Working Helm configs

authenticate:
  idp:
    provider: "google"
    clientID: ${client_id}
    clientSecret: ${client_secret}
  existingTLSSecret: pomerium-tls
  ingress:
    annotations:
      cert-manager.io/issuer: letsencrypt-staging
      ingress.pomerium.io/service_proxy_upstream: "true"
    tls:
      secretName: authenticate-tools-tls

forwardAuth:
  enabled: false

ingress:
  enabled: false

ingressController:
  enabled: true
#  config:
#    operatorMode: true
#  image:
#    tag: "v0.15.3"

#image:
#  repository: "pomerium/pomerium"
#  tag: "v0.15.8"
#  pullPolicy: "IfNotPresent"

config:
  # routes under this wildcard domain are handled by pomerium
  rootDomain: tools.dev.sw.io
  existingCASecret: pomerium-tls
  generateTLS: false
  insecure: false

#  routes:
#    - from: https://verify.dev.sw.io
#      to: https://verify:80
#      allowed_domains:
#        - sw.com
#        - sw.io

proxy:
  existingTLSSecret: pomerium-tls
#  service:
#    type: LoadBalancer
#
extraEnv:
  AUTOCERT: false
#  LOG_LEVEL: debug
#  POMERIUM_DEBUG: true

databroker:
  existingTLSSecret: pomerium-tls
  storage:
    # connectionString: rediss://pomerium-redis-master.pomerium.svc.cluster.local
    type: memory
    clientTLS:
      existingSecretName: pomerium-tls
      existingCASecretKey: ca.crt

authorize:
  existingTLSSecret: pomerium-tls

redis:
  enabled: false
  auth:
    enabled: false
  usePassword: false
  generateTLS: false
  tls:
    certificateSecret: pomerium-redis-tls

I still get a 500 error when redirected from the authentication page when using redis, but we can use the in memory type for now. Thanks!

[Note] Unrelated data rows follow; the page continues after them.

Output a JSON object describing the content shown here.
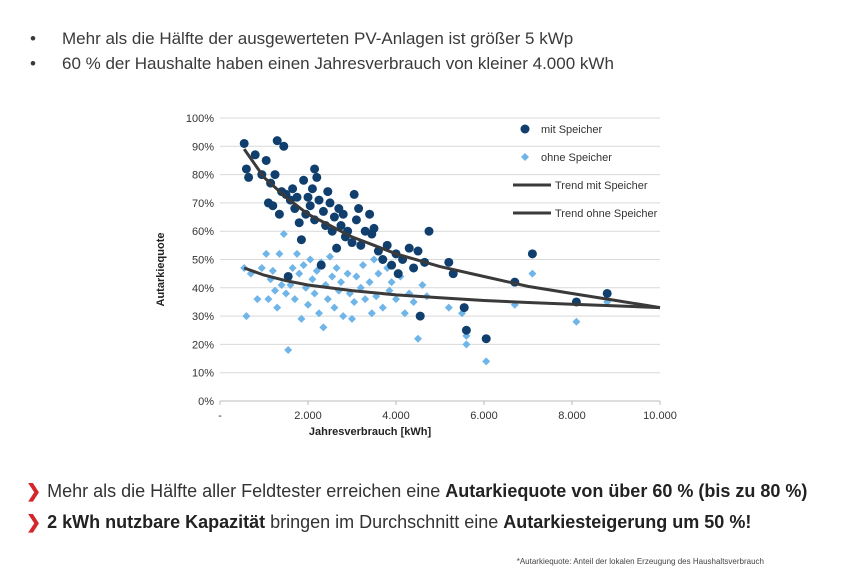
{
  "bullets": [
    "Mehr als die Hälfte der ausgewerteten PV-Anlagen ist größer 5 kWp",
    "60 % der Haushalte haben einen Jahresverbrauch von kleiner 4.000 kWh"
  ],
  "bullet_symbol": "•",
  "conclusions": [
    {
      "pre": "Mehr als die Hälfte aller Feldtester erreichen eine ",
      "bold": "Autarkiequote von über 60 % (bis zu 80 %)",
      "post": ""
    },
    {
      "pre_bold": "2 kWh nutzbare Kapazität",
      "mid": " bringen im Durchschnitt eine ",
      "bold": "Autarkiesteigerung um 50 %!"
    }
  ],
  "arrow_symbol": "❯",
  "footnote": "*Autarkiequote: Anteil der lokalen Erzeugung des Haushaltsverbrauch",
  "colors": {
    "mit": "#103f6e",
    "ohne": "#6fb5e8",
    "trend": "#3a3a3a",
    "grid": "#d9d9d9",
    "accent": "#d6262b"
  },
  "chart_data": {
    "type": "scatter",
    "xlabel": "Jahresverbrauch [kWh]",
    "ylabel": "Autarkiequote",
    "xlim": [
      0,
      10000
    ],
    "ylim": [
      0,
      100
    ],
    "x_ticks": [
      0,
      2000,
      4000,
      6000,
      8000,
      10000
    ],
    "x_tick_labels": [
      "-",
      "2.000",
      "4.000",
      "6.000",
      "8.000",
      "10.000"
    ],
    "y_ticks": [
      0,
      10,
      20,
      30,
      40,
      50,
      60,
      70,
      80,
      90,
      100
    ],
    "y_tick_labels": [
      "0%",
      "10%",
      "20%",
      "30%",
      "40%",
      "50%",
      "60%",
      "70%",
      "80%",
      "90%",
      "100%"
    ],
    "grid": "horizontal",
    "legend_position": "top-right",
    "series": [
      {
        "name": "mit Speicher",
        "marker": "circle",
        "points": [
          [
            550,
            91
          ],
          [
            600,
            82
          ],
          [
            650,
            79
          ],
          [
            800,
            87
          ],
          [
            950,
            80
          ],
          [
            1050,
            85
          ],
          [
            1100,
            70
          ],
          [
            1150,
            77
          ],
          [
            1200,
            69
          ],
          [
            1250,
            80
          ],
          [
            1300,
            92
          ],
          [
            1350,
            66
          ],
          [
            1400,
            74
          ],
          [
            1450,
            90
          ],
          [
            1500,
            73
          ],
          [
            1550,
            44
          ],
          [
            1600,
            71
          ],
          [
            1650,
            75
          ],
          [
            1700,
            68
          ],
          [
            1750,
            72
          ],
          [
            1800,
            63
          ],
          [
            1850,
            57
          ],
          [
            1900,
            78
          ],
          [
            1950,
            66
          ],
          [
            2000,
            72
          ],
          [
            2050,
            69
          ],
          [
            2100,
            75
          ],
          [
            2150,
            82
          ],
          [
            2150,
            64
          ],
          [
            2200,
            79
          ],
          [
            2250,
            71
          ],
          [
            2300,
            48
          ],
          [
            2350,
            67
          ],
          [
            2400,
            62
          ],
          [
            2450,
            74
          ],
          [
            2500,
            70
          ],
          [
            2550,
            60
          ],
          [
            2600,
            65
          ],
          [
            2650,
            54
          ],
          [
            2700,
            68
          ],
          [
            2750,
            62
          ],
          [
            2800,
            66
          ],
          [
            2850,
            58
          ],
          [
            2900,
            60
          ],
          [
            3000,
            56
          ],
          [
            3050,
            73
          ],
          [
            3100,
            64
          ],
          [
            3150,
            68
          ],
          [
            3200,
            55
          ],
          [
            3300,
            60
          ],
          [
            3400,
            66
          ],
          [
            3450,
            59
          ],
          [
            3500,
            61
          ],
          [
            3600,
            53
          ],
          [
            3700,
            50
          ],
          [
            3800,
            55
          ],
          [
            3900,
            48
          ],
          [
            4000,
            52
          ],
          [
            4050,
            45
          ],
          [
            4150,
            50
          ],
          [
            4300,
            54
          ],
          [
            4400,
            47
          ],
          [
            4500,
            53
          ],
          [
            4550,
            30
          ],
          [
            4650,
            49
          ],
          [
            4750,
            60
          ],
          [
            5200,
            49
          ],
          [
            5300,
            45
          ],
          [
            5550,
            33
          ],
          [
            5600,
            25
          ],
          [
            6050,
            22
          ],
          [
            6700,
            42
          ],
          [
            7100,
            52
          ],
          [
            8100,
            35
          ],
          [
            8800,
            38
          ]
        ]
      },
      {
        "name": "ohne Speicher",
        "marker": "diamond",
        "points": [
          [
            550,
            47
          ],
          [
            600,
            30
          ],
          [
            700,
            45
          ],
          [
            850,
            36
          ],
          [
            950,
            47
          ],
          [
            1050,
            52
          ],
          [
            1100,
            36
          ],
          [
            1150,
            43
          ],
          [
            1200,
            46
          ],
          [
            1250,
            39
          ],
          [
            1300,
            33
          ],
          [
            1350,
            52
          ],
          [
            1400,
            41
          ],
          [
            1450,
            59
          ],
          [
            1500,
            38
          ],
          [
            1550,
            18
          ],
          [
            1600,
            41
          ],
          [
            1650,
            47
          ],
          [
            1700,
            36
          ],
          [
            1750,
            52
          ],
          [
            1800,
            45
          ],
          [
            1850,
            29
          ],
          [
            1900,
            48
          ],
          [
            1950,
            40
          ],
          [
            2000,
            34
          ],
          [
            2050,
            50
          ],
          [
            2100,
            43
          ],
          [
            2150,
            38
          ],
          [
            2200,
            46
          ],
          [
            2250,
            31
          ],
          [
            2300,
            49
          ],
          [
            2350,
            26
          ],
          [
            2400,
            41
          ],
          [
            2450,
            36
          ],
          [
            2500,
            51
          ],
          [
            2550,
            44
          ],
          [
            2600,
            33
          ],
          [
            2650,
            47
          ],
          [
            2700,
            39
          ],
          [
            2750,
            42
          ],
          [
            2800,
            30
          ],
          [
            2900,
            45
          ],
          [
            2950,
            38
          ],
          [
            3000,
            29
          ],
          [
            3050,
            35
          ],
          [
            3100,
            44
          ],
          [
            3200,
            40
          ],
          [
            3250,
            48
          ],
          [
            3300,
            36
          ],
          [
            3400,
            42
          ],
          [
            3450,
            31
          ],
          [
            3500,
            50
          ],
          [
            3550,
            37
          ],
          [
            3600,
            45
          ],
          [
            3700,
            33
          ],
          [
            3800,
            47
          ],
          [
            3850,
            39
          ],
          [
            3900,
            42
          ],
          [
            4000,
            36
          ],
          [
            4100,
            44
          ],
          [
            4200,
            31
          ],
          [
            4300,
            38
          ],
          [
            4400,
            35
          ],
          [
            4500,
            22
          ],
          [
            4600,
            41
          ],
          [
            4700,
            37
          ],
          [
            5200,
            33
          ],
          [
            5500,
            31
          ],
          [
            5600,
            23
          ],
          [
            5600,
            20
          ],
          [
            6050,
            14
          ],
          [
            6700,
            34
          ],
          [
            7100,
            45
          ],
          [
            8100,
            28
          ],
          [
            8800,
            35
          ]
        ]
      },
      {
        "name": "Trend mit Speicher",
        "type": "line",
        "points": [
          [
            550,
            89
          ],
          [
            1000,
            79
          ],
          [
            1500,
            72
          ],
          [
            2000,
            66
          ],
          [
            2500,
            62
          ],
          [
            3000,
            58
          ],
          [
            3500,
            55
          ],
          [
            4000,
            52
          ],
          [
            5000,
            47.5
          ],
          [
            6000,
            44
          ],
          [
            7000,
            40.5
          ],
          [
            8000,
            38
          ],
          [
            9000,
            35.5
          ],
          [
            10000,
            33
          ]
        ]
      },
      {
        "name": "Trend ohne Speicher",
        "type": "line",
        "points": [
          [
            550,
            47
          ],
          [
            1000,
            44.5
          ],
          [
            1500,
            42.5
          ],
          [
            2000,
            41
          ],
          [
            3000,
            39
          ],
          [
            4000,
            37.5
          ],
          [
            5000,
            36.5
          ],
          [
            6000,
            35.5
          ],
          [
            7000,
            34.8
          ],
          [
            8000,
            34.2
          ],
          [
            9000,
            33.6
          ],
          [
            10000,
            33
          ]
        ]
      }
    ]
  }
}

Just a follow up about these two points of the ingress.enabled setting and the status 500 errors - the ingress.enabled is not meant to be set to true when ingressController.enabled is also set to true. @travisgroth added some validation to the Helm chart to prevent this confusion which is doc’ed in Ingress enabled set to true breaks authenticate service · Issue #282 · pomerium/pomerium-helm · GitHub . For the status 500 errors this was due to the shared secret getting changed during subsequent reinstallations of Redis which required a FLUSHALL to be executed against the master Redis pod. This is easier said than done because the default setting on the bitnami Redis chart is to disable these two commands. The solution is to set redis.master.disableCommands to an empty list [], then exec the FLUSHALL command with the TLS options enabled for a TLS enabled Redis. These learnings are documented in 500 Errors when redirected from AuthN when Redis is enabled · Issue #3187 · pomerium/pomerium · GitHub and will also be added to the troubleshooting doc.